Differenza tra voltura e subentro dell'acqua

La voltura si effettua quando il contatore dell'acqua rimane attivo: cambia solo l'intestatario del contratto. Il subentro è invece necessario quando il contatore è inattivo perché il precedente inquilino ha rescisso il contratto, e richiede la riattivazione del servizio.

Come richiedere la voltura o il subentro dell'acqua?

È possibile contattare il gestore idrico per: telefono, sportelli fisici, posta/fax o richiesta online. Il settore idrico non è liberalizzato: ogni comune ha un unico gestore designato con procedure specifiche. È importante verificare quale gestore opera nella propria zona.

Documenti necessari e costi

I documenti richiesti sono: dati anagrafici del nuovo intestatario, indirizzo dell'immobile, matricola del contatore, carta d'identità e, per uso non domestico, dati del rappresentante legale.

I costi sono:

  • Voltura: €27,28 + IVA
  • Subentro: €27,28 + IVA più circa €60 per la riattivazione del contatore

Questi importi vengono addebitati nella prima bolletta. Le spese sono azzerate in caso di successione per morte.

Voltura e Subentro Acqua con Acea

Acea gestisce il servizio idrico nel Lazio, in particolare nelle province di Roma e Frosinone. Le richieste di voltura e subentro possono essere presentate tramite il sito ufficiale o il portale MyAcea, che consente di gestire tutte le pratiche online.

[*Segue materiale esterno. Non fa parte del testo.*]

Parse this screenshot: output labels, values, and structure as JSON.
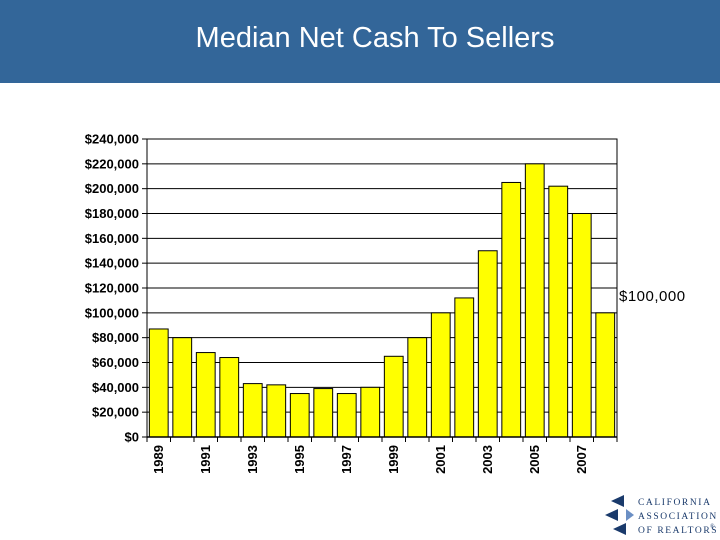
{
  "slide": {
    "title": "Median Net Cash To Sellers",
    "annotation": "$100,000",
    "header_color": "#336699"
  },
  "logo": {
    "line1": "CALIFORNIA",
    "line2": "ASSOCIATION",
    "line3": "OF REALTORS",
    "mark": "®",
    "color": "#1a3a6b"
  },
  "chart_data": {
    "type": "bar",
    "title": "Median Net Cash To Sellers",
    "categories": [
      "1989",
      "1990",
      "1991",
      "1992",
      "1993",
      "1994",
      "1995",
      "1996",
      "1997",
      "1998",
      "1999",
      "2000",
      "2001",
      "2002",
      "2003",
      "2004",
      "2005",
      "2006",
      "2007",
      "2008"
    ],
    "x_tick_labels": [
      "1989",
      "",
      "1991",
      "",
      "1993",
      "",
      "1995",
      "",
      "1997",
      "",
      "1999",
      "",
      "2001",
      "",
      "2003",
      "",
      "2005",
      "",
      "2007",
      ""
    ],
    "values": [
      87000,
      80000,
      68000,
      64000,
      43000,
      42000,
      35000,
      39000,
      35000,
      40000,
      65000,
      80000,
      100000,
      112000,
      150000,
      205000,
      220000,
      202000,
      180000,
      100000
    ],
    "ylim": [
      0,
      240000
    ],
    "y_ticks": [
      0,
      20000,
      40000,
      60000,
      80000,
      100000,
      120000,
      140000,
      160000,
      180000,
      200000,
      220000,
      240000
    ],
    "y_tick_labels": [
      "$0",
      "$20,000",
      "$40,000",
      "$60,000",
      "$80,000",
      "$100,000",
      "$120,000",
      "$140,000",
      "$160,000",
      "$180,000",
      "$200,000",
      "$220,000",
      "$240,000"
    ],
    "xlabel": "",
    "ylabel": "",
    "grid": true,
    "bar_color": "#ffff00",
    "bar_edge_color": "#000000",
    "annotation": "$100,000"
  }
}
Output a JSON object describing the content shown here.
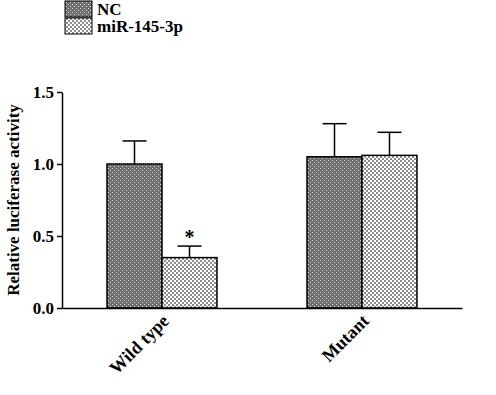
{
  "chart_data": {
    "type": "bar",
    "y_label": "Relative luciferase activity",
    "categories": [
      "Wild type",
      "Mutant"
    ],
    "series": [
      {
        "name": "NC",
        "color": "#6e6e6e",
        "values": [
          1.0,
          1.05
        ],
        "errors": [
          0.16,
          0.23
        ]
      },
      {
        "name": "miR-145-3p",
        "color": "#8c8c8c",
        "values": [
          0.35,
          1.06
        ],
        "errors": [
          0.08,
          0.16
        ]
      }
    ],
    "ylim": [
      0,
      1.5
    ],
    "yticks": [
      {
        "value": 0,
        "label": "0.0"
      },
      {
        "value": 0.5,
        "label": "0.5"
      },
      {
        "value": 1.0,
        "label": "1.0"
      },
      {
        "value": 1.5,
        "label": "1.5"
      }
    ],
    "legend": "top-left",
    "annotations": [
      {
        "text": "*",
        "category": "Wild type",
        "series": "miR-145-3p"
      }
    ]
  }
}
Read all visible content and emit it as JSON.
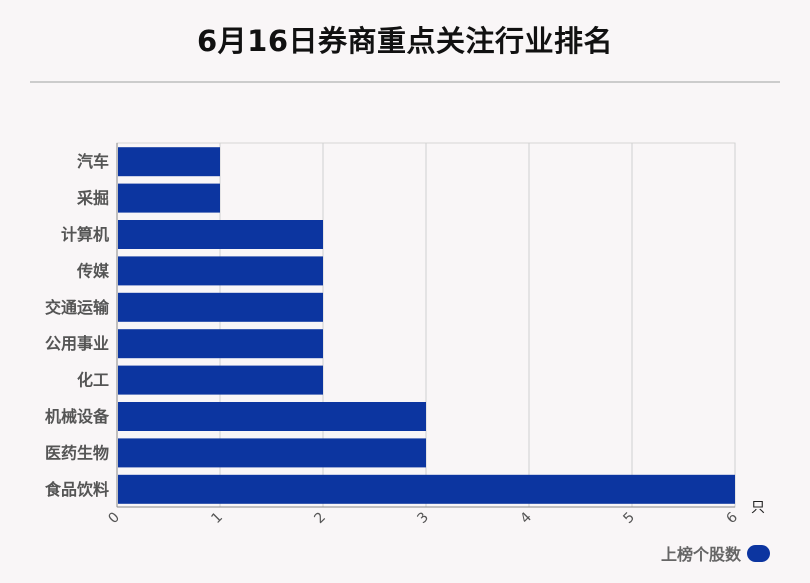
{
  "chart_data": {
    "type": "bar",
    "orientation": "horizontal",
    "title": "6月16日券商重点关注行业排名",
    "categories": [
      "汽车",
      "采掘",
      "计算机",
      "传媒",
      "交通运输",
      "公用事业",
      "化工",
      "机械设备",
      "医药生物",
      "食品饮料"
    ],
    "series": [
      {
        "name": "上榜个股数",
        "values": [
          1,
          1,
          2,
          2,
          2,
          2,
          2,
          3,
          3,
          6
        ]
      }
    ],
    "xlim": [
      0,
      6
    ],
    "xticks": [
      "0",
      "1",
      "2",
      "3",
      "4",
      "5",
      "6"
    ],
    "x_unit": "只",
    "grid": true,
    "legend_position": "bottom-right",
    "colors": {
      "bar": "#0c35a0"
    }
  }
}
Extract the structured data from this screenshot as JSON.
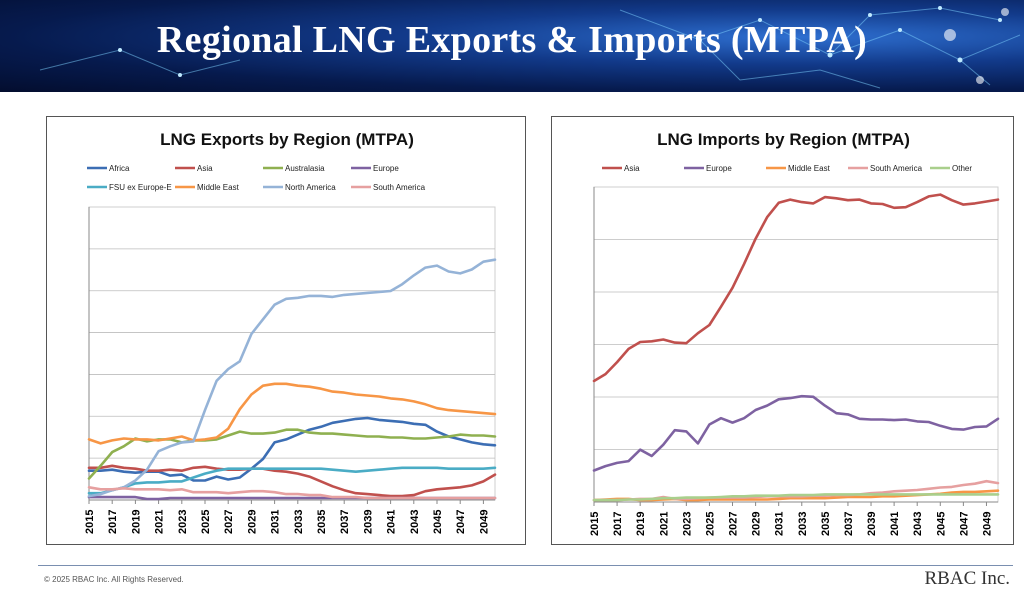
{
  "page": {
    "title": "Regional LNG Exports & Imports (MTPA)",
    "copyright": "© 2025 RBAC Inc. All Rights Reserved.",
    "brand": "RBAC Inc."
  },
  "chart_data": [
    {
      "type": "line",
      "title": "LNG Exports by Region (MTPA)",
      "xlabel": "",
      "ylabel": "",
      "ylim": [
        0,
        300
      ],
      "grid": true,
      "legend_position": "top",
      "x": [
        2015,
        2016,
        2017,
        2018,
        2019,
        2020,
        2021,
        2022,
        2023,
        2024,
        2025,
        2026,
        2027,
        2028,
        2029,
        2030,
        2031,
        2032,
        2033,
        2034,
        2035,
        2036,
        2037,
        2038,
        2039,
        2040,
        2041,
        2042,
        2043,
        2044,
        2045,
        2046,
        2047,
        2048,
        2049,
        2050
      ],
      "x_tick_labels": [
        "2015",
        "2017",
        "2019",
        "2021",
        "2023",
        "2025",
        "2027",
        "2029",
        "2031",
        "2033",
        "2035",
        "2037",
        "2039",
        "2041",
        "2043",
        "2045",
        "2047",
        "2049"
      ],
      "series": [
        {
          "name": "Africa",
          "color": "#3c6eb4",
          "values": [
            30,
            30,
            31,
            29,
            28,
            29,
            29,
            25,
            26,
            20,
            20,
            24,
            21,
            23,
            32,
            42,
            59,
            62,
            67,
            72,
            75,
            79,
            81,
            83,
            84,
            82,
            81,
            80,
            78,
            77,
            70,
            65,
            62,
            59,
            57,
            56
          ]
        },
        {
          "name": "Asia",
          "color": "#c0504d",
          "values": [
            33,
            33,
            35,
            33,
            32,
            30,
            30,
            31,
            30,
            33,
            34,
            32,
            31,
            31,
            32,
            32,
            30,
            29,
            27,
            24,
            19,
            14,
            10,
            7,
            6,
            5,
            4,
            4,
            5,
            9,
            11,
            12,
            13,
            15,
            19,
            26
          ]
        },
        {
          "name": "Australasia",
          "color": "#8fb050",
          "values": [
            22,
            35,
            49,
            55,
            63,
            60,
            62,
            62,
            59,
            61,
            61,
            62,
            66,
            70,
            68,
            68,
            69,
            72,
            72,
            69,
            68,
            68,
            67,
            66,
            65,
            65,
            64,
            64,
            63,
            63,
            64,
            65,
            67,
            66,
            66,
            65
          ]
        },
        {
          "name": "Europe",
          "color": "#7e62a1",
          "values": [
            3,
            3,
            3,
            3,
            3,
            1,
            1,
            2,
            2,
            2,
            2,
            2,
            2,
            2,
            2,
            2,
            2,
            2,
            2,
            2,
            2,
            2,
            2,
            2,
            2,
            2,
            2,
            2,
            2,
            2,
            2,
            2,
            2,
            2,
            2,
            2
          ]
        },
        {
          "name": "FSU ex Europe-E",
          "color": "#4aacc5",
          "values": [
            7,
            7,
            10,
            13,
            17,
            18,
            18,
            19,
            19,
            23,
            27,
            30,
            32,
            32,
            32,
            32,
            32,
            32,
            32,
            32,
            32,
            31,
            30,
            29,
            30,
            31,
            32,
            33,
            33,
            33,
            33,
            32,
            32,
            32,
            32,
            33
          ]
        },
        {
          "name": "Middle East",
          "color": "#f79646",
          "values": [
            62,
            58,
            61,
            63,
            62,
            62,
            61,
            63,
            65,
            61,
            62,
            64,
            73,
            93,
            108,
            117,
            119,
            119,
            117,
            116,
            114,
            111,
            110,
            108,
            107,
            106,
            104,
            103,
            101,
            98,
            94,
            92,
            91,
            90,
            89,
            88
          ]
        },
        {
          "name": "North America",
          "color": "#95b3d7",
          "values": [
            4,
            6,
            10,
            13,
            20,
            31,
            50,
            55,
            59,
            60,
            92,
            122,
            134,
            142,
            170,
            185,
            200,
            206,
            207,
            209,
            209,
            208,
            210,
            211,
            212,
            213,
            214,
            221,
            230,
            238,
            240,
            234,
            232,
            236,
            244,
            246
          ]
        },
        {
          "name": "South America",
          "color": "#e6a0a0",
          "values": [
            13,
            11,
            11,
            12,
            11,
            11,
            11,
            10,
            11,
            8,
            8,
            8,
            7,
            8,
            9,
            9,
            8,
            6,
            6,
            5,
            5,
            3,
            3,
            3,
            2,
            2,
            2,
            2,
            2,
            2,
            2,
            2,
            2,
            2,
            2,
            2
          ]
        }
      ]
    },
    {
      "type": "line",
      "title": "LNG Imports by Region (MTPA)",
      "xlabel": "",
      "ylabel": "",
      "ylim": [
        0,
        500
      ],
      "grid": true,
      "legend_position": "top",
      "x": [
        2015,
        2016,
        2017,
        2018,
        2019,
        2020,
        2021,
        2022,
        2023,
        2024,
        2025,
        2026,
        2027,
        2028,
        2029,
        2030,
        2031,
        2032,
        2033,
        2034,
        2035,
        2036,
        2037,
        2038,
        2039,
        2040,
        2041,
        2042,
        2043,
        2044,
        2045,
        2046,
        2047,
        2048,
        2049,
        2050
      ],
      "x_tick_labels": [
        "2015",
        "2017",
        "2019",
        "2021",
        "2023",
        "2025",
        "2027",
        "2029",
        "2031",
        "2033",
        "2035",
        "2037",
        "2039",
        "2041",
        "2043",
        "2045",
        "2047",
        "2049"
      ],
      "series": [
        {
          "name": "Asia",
          "color": "#c0504d",
          "values": [
            192,
            203,
            222,
            243,
            254,
            255,
            258,
            253,
            252,
            268,
            281,
            310,
            340,
            378,
            418,
            452,
            475,
            480,
            476,
            474,
            484,
            482,
            479,
            480,
            474,
            473,
            467,
            468,
            476,
            485,
            488,
            479,
            472,
            474,
            477,
            480
          ]
        },
        {
          "name": "Europe",
          "color": "#7e62a1",
          "values": [
            50,
            57,
            62,
            65,
            83,
            73,
            91,
            114,
            112,
            93,
            123,
            133,
            126,
            133,
            146,
            153,
            163,
            165,
            168,
            167,
            153,
            141,
            139,
            132,
            131,
            131,
            130,
            131,
            128,
            127,
            121,
            116,
            115,
            119,
            120,
            132
          ]
        },
        {
          "name": "Middle East",
          "color": "#f79646",
          "values": [
            3,
            4,
            5,
            5,
            3,
            3,
            4,
            5,
            3,
            3,
            4,
            4,
            4,
            4,
            4,
            4,
            5,
            6,
            6,
            6,
            6,
            7,
            8,
            8,
            8,
            9,
            9,
            10,
            11,
            12,
            13,
            15,
            16,
            16,
            17,
            18
          ]
        },
        {
          "name": "South America",
          "color": "#e6a0a0",
          "values": [
            3,
            3,
            3,
            4,
            5,
            5,
            8,
            5,
            5,
            6,
            7,
            7,
            7,
            7,
            8,
            9,
            9,
            9,
            9,
            10,
            10,
            11,
            11,
            12,
            14,
            15,
            17,
            18,
            19,
            21,
            23,
            24,
            27,
            29,
            33,
            30
          ]
        },
        {
          "name": "Other",
          "color": "#a9cf8c",
          "values": [
            3,
            3,
            3,
            4,
            4,
            5,
            6,
            6,
            7,
            7,
            7,
            8,
            9,
            9,
            10,
            10,
            10,
            11,
            11,
            11,
            12,
            12,
            12,
            12,
            12,
            12,
            12,
            12,
            12,
            12,
            12,
            12,
            12,
            12,
            12,
            12
          ]
        }
      ]
    }
  ]
}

Domande frequenti su voltura e subentro acqua

La voltura cambia l'intestatario di un contratto idrico ancora attivo, senza interrompere il servizio. Il subentro serve quando il contatore è stato chiuso dal precedente intestatario e va riattivato: comporta quindi anche la riattivazione della fornitura.

Il servizio idrico non è liberalizzato: ogni comune ha un unico gestore designato (per esempio Acea nel Lazio, Hera in Emilia-Romagna, Gori in Campania). Per voltura o subentro devi rivolgerti a quel gestore, l'unico autorizzato a operare sul tuo contatore.

La voltura costa di norma circa 27 € + IVA; il subentro aggiunge circa 60 € per la riattivazione del contatore. Gli importi si addebitano nella prima bolletta e sono azzerati in caso di successione per decesso. Le cifre esatte dipendono dal gestore locale.

Servono i dati anagrafici del nuovo intestatario, l'indirizzo dell'immobile, la matricola del contatore e un documento d'identità. Per gli usi non domestici occorrono anche i dati del rappresentante legale e la partita IVA.